Ellington’s assertion of the affinity between Shakespeare’s art and the black experience also extends to artistic form. Throughout are little musical touches that elegantly transpose Shakespearean styles and forms into an African-American musical idiom. The suite includes four “Sonnets,” each of which sets a fourteen-line melody (a Shakespearean “sonnet”) into what is a modified twelve-bar blues framework, that most quintessential of African-American musical forms. Puck’s taunting of the lovers in “Up and Down” is portrayed by mocking call-and-response sequences between dissonant instrumental pairs and Clark Terry’s solo trumpet, and in its original release the piece ends with Terry musically quoting “Lord, what fools these mortals be.”
“Circle of Fourths,” the final number which traverses all the musical keys in less than two minutes, slyly suggests an analogy between Shakespeare and Ellington himself.
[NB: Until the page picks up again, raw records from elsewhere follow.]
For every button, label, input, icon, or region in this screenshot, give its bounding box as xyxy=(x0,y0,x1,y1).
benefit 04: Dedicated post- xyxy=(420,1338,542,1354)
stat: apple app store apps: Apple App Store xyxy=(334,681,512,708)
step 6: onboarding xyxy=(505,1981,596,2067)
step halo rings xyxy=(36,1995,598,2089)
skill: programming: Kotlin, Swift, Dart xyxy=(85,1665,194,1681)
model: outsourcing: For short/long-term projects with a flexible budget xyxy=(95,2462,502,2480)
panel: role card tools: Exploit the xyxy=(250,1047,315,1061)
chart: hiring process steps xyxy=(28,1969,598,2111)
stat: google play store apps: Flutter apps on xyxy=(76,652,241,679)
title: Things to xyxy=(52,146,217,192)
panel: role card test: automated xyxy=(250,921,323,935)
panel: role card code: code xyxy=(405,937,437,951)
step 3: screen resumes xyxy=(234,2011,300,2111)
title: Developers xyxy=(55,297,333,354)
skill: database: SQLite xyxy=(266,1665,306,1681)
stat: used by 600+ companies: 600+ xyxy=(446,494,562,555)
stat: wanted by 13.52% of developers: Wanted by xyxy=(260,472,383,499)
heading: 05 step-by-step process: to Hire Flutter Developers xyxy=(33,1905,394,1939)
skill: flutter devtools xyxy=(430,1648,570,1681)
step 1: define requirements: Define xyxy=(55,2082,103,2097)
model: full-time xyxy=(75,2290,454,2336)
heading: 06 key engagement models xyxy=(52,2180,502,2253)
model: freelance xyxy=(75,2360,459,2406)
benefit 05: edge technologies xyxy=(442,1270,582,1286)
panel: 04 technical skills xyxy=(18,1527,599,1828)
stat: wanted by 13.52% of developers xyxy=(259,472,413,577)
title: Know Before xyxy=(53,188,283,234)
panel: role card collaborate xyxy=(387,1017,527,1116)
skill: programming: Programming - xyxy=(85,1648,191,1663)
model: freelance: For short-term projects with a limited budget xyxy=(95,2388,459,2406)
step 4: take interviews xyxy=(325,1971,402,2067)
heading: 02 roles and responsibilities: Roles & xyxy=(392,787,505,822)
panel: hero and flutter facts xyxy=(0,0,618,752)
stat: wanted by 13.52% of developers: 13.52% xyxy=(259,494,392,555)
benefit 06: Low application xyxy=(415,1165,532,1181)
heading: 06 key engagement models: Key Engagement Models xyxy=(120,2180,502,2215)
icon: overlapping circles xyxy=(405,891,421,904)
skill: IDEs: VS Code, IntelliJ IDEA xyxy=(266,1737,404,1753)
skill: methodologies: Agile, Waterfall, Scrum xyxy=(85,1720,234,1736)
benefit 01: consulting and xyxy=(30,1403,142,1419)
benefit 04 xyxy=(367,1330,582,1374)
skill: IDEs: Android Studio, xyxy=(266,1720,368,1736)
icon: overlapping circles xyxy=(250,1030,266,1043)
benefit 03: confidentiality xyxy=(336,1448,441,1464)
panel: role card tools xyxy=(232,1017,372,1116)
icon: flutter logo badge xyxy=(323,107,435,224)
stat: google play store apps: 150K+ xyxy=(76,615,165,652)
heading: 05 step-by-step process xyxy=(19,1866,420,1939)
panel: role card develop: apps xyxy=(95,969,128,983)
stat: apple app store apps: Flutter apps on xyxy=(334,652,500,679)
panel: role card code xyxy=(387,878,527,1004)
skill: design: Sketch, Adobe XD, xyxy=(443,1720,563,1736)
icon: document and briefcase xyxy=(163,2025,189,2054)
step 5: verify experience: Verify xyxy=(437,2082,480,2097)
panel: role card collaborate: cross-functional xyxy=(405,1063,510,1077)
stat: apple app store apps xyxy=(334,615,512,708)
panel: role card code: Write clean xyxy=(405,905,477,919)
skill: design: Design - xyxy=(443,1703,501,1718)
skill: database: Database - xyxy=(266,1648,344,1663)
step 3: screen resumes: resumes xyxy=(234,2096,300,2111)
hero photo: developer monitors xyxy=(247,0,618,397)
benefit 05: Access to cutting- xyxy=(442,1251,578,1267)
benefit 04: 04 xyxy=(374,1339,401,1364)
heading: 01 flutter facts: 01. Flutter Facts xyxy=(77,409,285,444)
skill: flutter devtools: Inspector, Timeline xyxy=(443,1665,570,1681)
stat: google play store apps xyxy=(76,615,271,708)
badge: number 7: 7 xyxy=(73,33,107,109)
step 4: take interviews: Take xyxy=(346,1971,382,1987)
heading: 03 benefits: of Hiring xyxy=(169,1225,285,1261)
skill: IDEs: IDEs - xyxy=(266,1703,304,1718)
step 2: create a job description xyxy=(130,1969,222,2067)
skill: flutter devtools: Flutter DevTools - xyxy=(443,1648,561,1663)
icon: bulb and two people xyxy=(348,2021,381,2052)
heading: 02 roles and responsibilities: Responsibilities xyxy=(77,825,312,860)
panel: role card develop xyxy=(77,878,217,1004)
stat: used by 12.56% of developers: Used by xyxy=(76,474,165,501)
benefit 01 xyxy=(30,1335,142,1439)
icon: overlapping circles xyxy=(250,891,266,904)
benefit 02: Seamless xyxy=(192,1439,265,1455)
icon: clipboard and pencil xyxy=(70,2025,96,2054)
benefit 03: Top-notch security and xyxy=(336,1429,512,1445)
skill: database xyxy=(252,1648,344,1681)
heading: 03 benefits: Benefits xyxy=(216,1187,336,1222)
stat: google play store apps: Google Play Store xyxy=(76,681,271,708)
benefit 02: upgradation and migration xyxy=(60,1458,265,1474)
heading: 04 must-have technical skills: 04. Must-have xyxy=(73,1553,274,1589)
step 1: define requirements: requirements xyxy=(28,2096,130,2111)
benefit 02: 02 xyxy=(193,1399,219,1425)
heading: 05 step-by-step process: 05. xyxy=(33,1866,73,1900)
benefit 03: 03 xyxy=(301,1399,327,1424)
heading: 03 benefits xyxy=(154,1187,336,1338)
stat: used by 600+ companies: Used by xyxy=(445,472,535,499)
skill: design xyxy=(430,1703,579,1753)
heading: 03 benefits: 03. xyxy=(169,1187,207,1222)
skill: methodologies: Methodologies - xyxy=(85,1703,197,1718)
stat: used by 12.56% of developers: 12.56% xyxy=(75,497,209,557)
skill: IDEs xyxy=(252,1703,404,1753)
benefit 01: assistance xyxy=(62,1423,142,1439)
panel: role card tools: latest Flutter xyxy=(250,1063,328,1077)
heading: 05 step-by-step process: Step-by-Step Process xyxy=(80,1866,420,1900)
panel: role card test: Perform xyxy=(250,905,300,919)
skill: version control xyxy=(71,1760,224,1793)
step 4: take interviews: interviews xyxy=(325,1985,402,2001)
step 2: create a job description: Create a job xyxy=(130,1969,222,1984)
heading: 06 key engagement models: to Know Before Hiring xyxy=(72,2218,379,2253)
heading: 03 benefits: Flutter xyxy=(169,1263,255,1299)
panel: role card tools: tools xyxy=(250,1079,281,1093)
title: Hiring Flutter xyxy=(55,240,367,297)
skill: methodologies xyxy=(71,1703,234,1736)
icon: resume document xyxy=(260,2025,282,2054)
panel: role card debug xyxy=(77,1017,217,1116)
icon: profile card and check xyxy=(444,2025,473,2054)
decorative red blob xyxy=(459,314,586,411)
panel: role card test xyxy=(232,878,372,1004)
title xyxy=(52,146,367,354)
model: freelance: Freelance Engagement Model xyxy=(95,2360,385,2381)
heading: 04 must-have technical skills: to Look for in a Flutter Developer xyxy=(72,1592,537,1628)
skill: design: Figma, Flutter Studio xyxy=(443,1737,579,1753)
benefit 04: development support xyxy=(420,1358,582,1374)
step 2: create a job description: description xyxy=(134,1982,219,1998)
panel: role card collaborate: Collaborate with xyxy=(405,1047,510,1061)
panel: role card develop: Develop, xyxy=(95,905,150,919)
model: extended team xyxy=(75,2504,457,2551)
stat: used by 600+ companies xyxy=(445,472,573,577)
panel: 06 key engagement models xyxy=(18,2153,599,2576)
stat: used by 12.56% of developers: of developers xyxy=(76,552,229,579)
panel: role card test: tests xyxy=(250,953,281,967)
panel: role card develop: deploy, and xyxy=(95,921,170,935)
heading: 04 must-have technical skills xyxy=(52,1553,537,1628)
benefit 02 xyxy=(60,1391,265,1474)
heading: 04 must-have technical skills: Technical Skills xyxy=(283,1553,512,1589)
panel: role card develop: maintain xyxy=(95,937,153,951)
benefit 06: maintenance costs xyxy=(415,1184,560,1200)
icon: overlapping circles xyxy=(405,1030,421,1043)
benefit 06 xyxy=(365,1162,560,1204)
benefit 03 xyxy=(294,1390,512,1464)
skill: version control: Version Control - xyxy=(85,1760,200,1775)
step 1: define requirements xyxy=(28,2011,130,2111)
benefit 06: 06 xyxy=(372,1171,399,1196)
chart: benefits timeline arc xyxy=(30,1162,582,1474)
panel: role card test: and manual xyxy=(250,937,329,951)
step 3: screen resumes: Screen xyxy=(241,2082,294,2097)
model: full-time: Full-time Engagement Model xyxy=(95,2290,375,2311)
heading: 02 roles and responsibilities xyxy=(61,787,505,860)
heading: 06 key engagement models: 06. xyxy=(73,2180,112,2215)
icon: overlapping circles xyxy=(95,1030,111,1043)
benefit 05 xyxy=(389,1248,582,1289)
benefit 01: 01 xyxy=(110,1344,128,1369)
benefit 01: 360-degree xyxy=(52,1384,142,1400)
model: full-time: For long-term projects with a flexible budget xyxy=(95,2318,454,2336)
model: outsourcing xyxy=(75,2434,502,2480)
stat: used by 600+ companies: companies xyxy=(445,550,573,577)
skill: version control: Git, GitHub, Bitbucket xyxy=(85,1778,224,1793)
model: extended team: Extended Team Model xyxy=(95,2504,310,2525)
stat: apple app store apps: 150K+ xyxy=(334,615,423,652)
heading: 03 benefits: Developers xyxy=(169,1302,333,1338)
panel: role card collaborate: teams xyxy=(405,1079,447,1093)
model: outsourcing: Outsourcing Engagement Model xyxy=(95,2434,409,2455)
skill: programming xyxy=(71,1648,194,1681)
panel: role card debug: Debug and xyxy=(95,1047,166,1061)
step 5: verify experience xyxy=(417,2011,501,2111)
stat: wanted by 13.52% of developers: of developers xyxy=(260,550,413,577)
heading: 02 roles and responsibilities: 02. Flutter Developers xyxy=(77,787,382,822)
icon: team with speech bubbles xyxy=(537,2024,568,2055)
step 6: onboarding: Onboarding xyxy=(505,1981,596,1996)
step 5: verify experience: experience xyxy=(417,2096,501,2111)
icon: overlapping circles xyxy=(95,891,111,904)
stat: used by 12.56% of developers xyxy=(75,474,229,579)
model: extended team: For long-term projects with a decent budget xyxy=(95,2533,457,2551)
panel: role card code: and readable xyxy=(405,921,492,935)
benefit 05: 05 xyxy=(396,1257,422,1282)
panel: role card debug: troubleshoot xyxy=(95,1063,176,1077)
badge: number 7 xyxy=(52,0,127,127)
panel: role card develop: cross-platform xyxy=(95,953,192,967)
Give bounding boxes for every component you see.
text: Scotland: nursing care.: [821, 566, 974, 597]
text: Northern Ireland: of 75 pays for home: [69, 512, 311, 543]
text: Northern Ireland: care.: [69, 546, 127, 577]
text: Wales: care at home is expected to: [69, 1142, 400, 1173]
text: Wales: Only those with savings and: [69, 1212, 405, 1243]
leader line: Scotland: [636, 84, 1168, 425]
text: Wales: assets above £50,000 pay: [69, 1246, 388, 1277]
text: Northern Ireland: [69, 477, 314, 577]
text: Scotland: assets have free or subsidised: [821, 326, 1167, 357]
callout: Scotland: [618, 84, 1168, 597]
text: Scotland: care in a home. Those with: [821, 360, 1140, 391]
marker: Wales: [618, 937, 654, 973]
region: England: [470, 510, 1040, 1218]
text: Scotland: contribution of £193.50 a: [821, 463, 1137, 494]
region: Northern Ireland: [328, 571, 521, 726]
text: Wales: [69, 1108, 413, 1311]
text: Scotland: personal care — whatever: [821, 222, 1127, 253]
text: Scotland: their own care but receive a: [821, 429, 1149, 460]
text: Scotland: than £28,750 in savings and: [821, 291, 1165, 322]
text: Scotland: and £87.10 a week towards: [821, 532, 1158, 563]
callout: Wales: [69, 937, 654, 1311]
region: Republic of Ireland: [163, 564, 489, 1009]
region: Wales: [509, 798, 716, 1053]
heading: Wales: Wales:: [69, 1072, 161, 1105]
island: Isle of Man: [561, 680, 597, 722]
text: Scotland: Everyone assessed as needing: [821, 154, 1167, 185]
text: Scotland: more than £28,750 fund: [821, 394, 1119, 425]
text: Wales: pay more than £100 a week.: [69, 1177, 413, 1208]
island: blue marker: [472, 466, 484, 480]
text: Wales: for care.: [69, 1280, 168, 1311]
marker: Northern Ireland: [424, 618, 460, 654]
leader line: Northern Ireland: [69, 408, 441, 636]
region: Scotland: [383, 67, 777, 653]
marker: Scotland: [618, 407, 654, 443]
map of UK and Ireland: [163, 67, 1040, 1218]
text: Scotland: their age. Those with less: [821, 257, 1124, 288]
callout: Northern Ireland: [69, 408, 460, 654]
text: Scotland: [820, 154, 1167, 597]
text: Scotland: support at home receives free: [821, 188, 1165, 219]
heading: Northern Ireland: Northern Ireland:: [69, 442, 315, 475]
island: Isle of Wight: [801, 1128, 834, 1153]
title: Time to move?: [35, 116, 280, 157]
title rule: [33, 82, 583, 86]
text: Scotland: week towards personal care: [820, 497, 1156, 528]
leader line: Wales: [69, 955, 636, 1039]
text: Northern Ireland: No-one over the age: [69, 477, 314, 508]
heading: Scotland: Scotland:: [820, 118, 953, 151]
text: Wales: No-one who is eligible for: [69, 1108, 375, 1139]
If Shakespeare was renowned for his universal poetic facility, his ability to mime any verbal idiom, so too Ellington demonstrates his ability to think in any musical key and freely, deftly move between them.2 Ellington’s sophistication and craft in the arrangements thoroughly rejects the notion that transposing Shakespeare into an African-American idiom leads only to travesty.
The suite’s title, Such Sweet Thunder, makes the point forcefully and wittily. The phrase is taken from Hippolyta’s description of Hercules’ baying dogs in A Midsummer Night’s Dream (4.1.111–5):
…never did I hear
Such gallant chiding: for, besides the groves,
The skies, the fountains, every region near
Seem’d all one mutual cry: I never heard
So musical a discord, such sweet thunder.
This phrase acknowledges the historically denigrated status of African-American music, the idea that jazz was mere “discord”—Ellington’s early jazz was originally dismissed as “jungle music.” But the phrase also asserts the possibility that such “thunder” could be labeled “sweet,” the adjective most often applied to Shakespeare’s style. It is telling, then, that the title “Such Sweet Thunder” is used both for the entire suite and for the opening number in which Othello, a black man like Ellington, tells “the sweet and swinging, very convincing story” of his life with which he wooed Desdemona, a story so compelling that, Ellington notes with pride, the Venetian Duke declares “if Othello had said this to his daughter, she would have gone for it too.”3
- For biographical details, see John Edward Hasse, Beyond Category: The Life and Genius of Duke Ellington (New York: Da Capo, 1993), as well as Ken Vail’s comprehensive Duke’s Diary: The Life of Duke Ellington, 1950–1974 (Lanham, MD: Scarecrow Press, 2002), esp. 103–13.
- For a detailed musical analysis, see Stephen M. Buhler’s “Form and Character in Duke Ellington’s and Billy Strayhorn’s Such Sweet Thunder,” in Borrowers and Lenders 1.1 (2005), at http://atropos.english.uga.edu/cocoon/borrowers/request?id=118083
- This quotation and other details about the suite are taken from Irving Townshend’s liner notes for Such Sweet Thunder, Columbia Legacy CK 65568 (1957).